Before I came to Cisco I still wrote about Fibre Channel over Ethernet (FCoE) and did my best to try to help edumificate people on how the technology works. One of the most popular things I’ve ever written, in fact, was a comparison between FCoE and another convergence technology, iSCSI. Since that time I’ve come to learn and understand a lot more about both technologies, how they relate to each other, and how storage networks are designed and implemented using them.
Since Demartek published the recent piece on multiprotocol connectivity, which included some comparisons on the protocols regarding latency I thought it might be a good time to revisit some of those questions.
The conclusion was, effectively, that given the right set of circumstances and with proper planning, iSCSI has the potential to be a a great performance technology. Much of the real-world limitations, though, have little to do with the protocol (the speed of the arrays has a much greater impact than the network protocol itself, for instance, and poor topology architectures can have negative impacts on performance as well).
Because of this, the FCoE “versus” iSCSI debate continues to rage on, even after all this time. In general, as I’ve mentioned before, this is a false dichotomy: FCoE and iSCSI are different tools in the Data Center toolbox, and each has different types of implementations and for different reasons.
When it comes to performance, though, there simply hasn’t been a side-by-side comparison of the protocols using the same, multiple switches and the same interconnects.

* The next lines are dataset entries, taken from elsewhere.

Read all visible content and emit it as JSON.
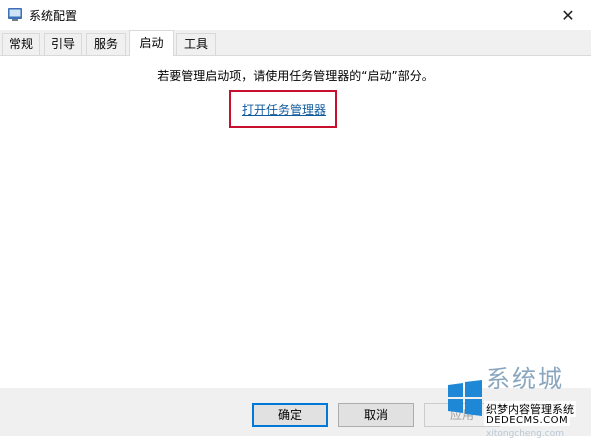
{
  "window": {
    "title": "系统配置",
    "icon": "msconfig-icon",
    "close_glyph": "✕"
  },
  "tabs": [
    {
      "label": "常规",
      "active": false
    },
    {
      "label": "引导",
      "active": false
    },
    {
      "label": "服务",
      "active": false
    },
    {
      "label": "启动",
      "active": true
    },
    {
      "label": "工具",
      "active": false
    }
  ],
  "startup_panel": {
    "info_text": "若要管理启动项，请使用任务管理器的“启动”部分。",
    "open_task_manager_link": "打开任务管理器"
  },
  "footer": {
    "ok_label": "确定",
    "cancel_label": "取消",
    "apply_label": "应用",
    "apply_disabled": true
  },
  "watermark": {
    "big_text": "系统城",
    "line1": "织梦内容管理系统",
    "line2": "DEDECMS.COM",
    "site": "xitongcheng.com"
  },
  "colors": {
    "link": "#0f5b9e",
    "highlight": "#c8102e",
    "default_button_border": "#0078d7"
  }
}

Demartek previously had an evaluation of Fibre Channel, iSCSI, and SAS host interfaces, but that was
- focused on the host interfaces and
- did not include FCoE and
- was not designed to measure across multiple topologies.
In this latest paper, however, Demartek addresses these questions. In an “all things being equal” kind of way, what do we find when we use the same equipment and the same topologies but change the protocol? To that end, with relation to each other, Demartek shows a couple of things of note:
- Each protocol — FC, FCoE, and iSCSI — show consistent results in average latency and standard distribution whether we’re talking about one switch, two switches, or three switches (topology diagrams are included in the report).
- In relation to each other, there can be a marked difference in protocol latency. For example, in the tests, the average latency is lowest for FCoE with a considerable difference than FC and iSCSI.
To me, the amazing thing about these results is that they were remarkably consistent across the board. Moreover, because these were Layer 2 networks, there was no routing going on for the iSCSI traffic, which means that the only time that the protocol stack became an issue was at the initiator and target.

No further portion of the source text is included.